There was always a rush of these at
the start of every semester, particularly amongst freshmen, and Dr. Stark,
while he felt the proceedings were crucial and necessary to maintaining a safe
atmosphere at the University, hated doing them.
“Any student called to an
administrative hearing has a right to give testimony or present evidence to
defend themselves. So I will ask now, before we proceed: Jonathon Allen would
you like to testify on your behalf or present any evidence concerning the
charges this hearing has been called to address?”
“Me and Alex.”
“You cannot speak on behalf of another
student.” Dr. Stark interrupted Jack.
“We..” Dr. Stark narrowed his eyebrows at
Jack. “I just did not want Vicki to get hurt.” Jack said frankly.
“And that is all?” Dr. Stark questioned
Jack.
“Yes.” Jack Stoically replied.
“Very Well. Your testimony has been
recorded.” Dr. Stark nodded to the other Student Affairs counselor in the room.
“Alexandra Corbell, would you like to testify or present evidence on your
behalf in relation to the charges this hearing has been called to address?”
“I just wanted to make sure Vicki was Ok.”
Alex said in a melancholic flatness.
“And that is all?” Dr. Stark questioned
Alex. She quietly nodded yes. “Could you please reply in the affirmative or the
negative, Ms. Corbell.
“Yes. That is all.” Alex finished.
“Very Good. Your testimony has been
recorded.” Dr. Stark said. “And Victoria Heller would you like to testify or
present evidence on your behalf in relation to the charges this hearing has
been called to address?”
“I plead the fifth.” Vicki said, not
really taking the proceedings seriously. She felt that it was unfair she was
being put on trial for drinking too much, and tapping into this deflection of
personal responsibility she added. “Many people urged and then aided in my
alcohol consumption on Saturday Night.” Dr. Stark put his hand up to his
forehead.
“Ms. Heller. Are you invoking your 5th
amendment Constitutional right to not incriminate yourself or are you
testifying that others made you consume alcohol underage. You are 18 years old.

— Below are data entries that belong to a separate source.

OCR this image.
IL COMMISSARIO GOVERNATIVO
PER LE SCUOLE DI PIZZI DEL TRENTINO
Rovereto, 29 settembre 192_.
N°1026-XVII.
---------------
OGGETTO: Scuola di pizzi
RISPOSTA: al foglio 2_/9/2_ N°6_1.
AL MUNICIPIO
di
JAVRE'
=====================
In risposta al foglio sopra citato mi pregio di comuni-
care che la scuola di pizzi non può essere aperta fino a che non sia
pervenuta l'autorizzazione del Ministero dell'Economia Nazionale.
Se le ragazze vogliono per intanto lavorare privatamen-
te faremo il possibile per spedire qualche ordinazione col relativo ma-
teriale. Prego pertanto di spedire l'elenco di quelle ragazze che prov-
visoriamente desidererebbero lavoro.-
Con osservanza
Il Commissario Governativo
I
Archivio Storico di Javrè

The drinking age is 21 I remind you.”
“I don’t usually drink. A lot of people at
this school made it so I had to.” Vicki felt victimized again, but of course
she was at fault. She grew angry and rolled her eyes at the unfairness of
living a life where she was always the one taking all the blame. “Friars and
The Palms are illegally serving underage people, and that is not my fault. My
opinion is that the attitude and environment of this place made it very easy
for me to drink to the point where I hurt myself and others. I take
responsibility for my own actions, but it did feel like alcohol and drugs were
being pushed on me throughout the night.”
“Could you comment on the types of drugs
you feel were, in your words, pushed on you.”
“Someone gave me a pill, well actually two
pills. I don’t know what kind. Like a prescription pill.” Jack squirmed in his
seat, and then he thought that he looked guilty, so he tried to show no
reaction.
“Do you know the name of this individual
who gave you these pills.” Jack’s heart started beating fast.
“I can’t remember.” Vicki quickly said.
Dr. Stark waited for her to continue. Vicki stayed silent, although she wanted
to go off on a big rant against everyone who had kept urging her to go out and
party, and now she was being blamed for it. Vicki did not remember most of Saturday
night. Her memory of the night was fragmentary, but after they left Friars it
became an impenetrable black spot she could not reconcile with other people’s
accounts of her own actions, besides the bumps, bruises, cuts, aches and
scrapes, along with the stinging pain in her throat from when they had pumped
her stomach at the hospital. These marks of physical pain seemed to be the only
evidence to Vicki that people were telling the truth when she was told she was
acting violent and physically attacking people on Saturday night.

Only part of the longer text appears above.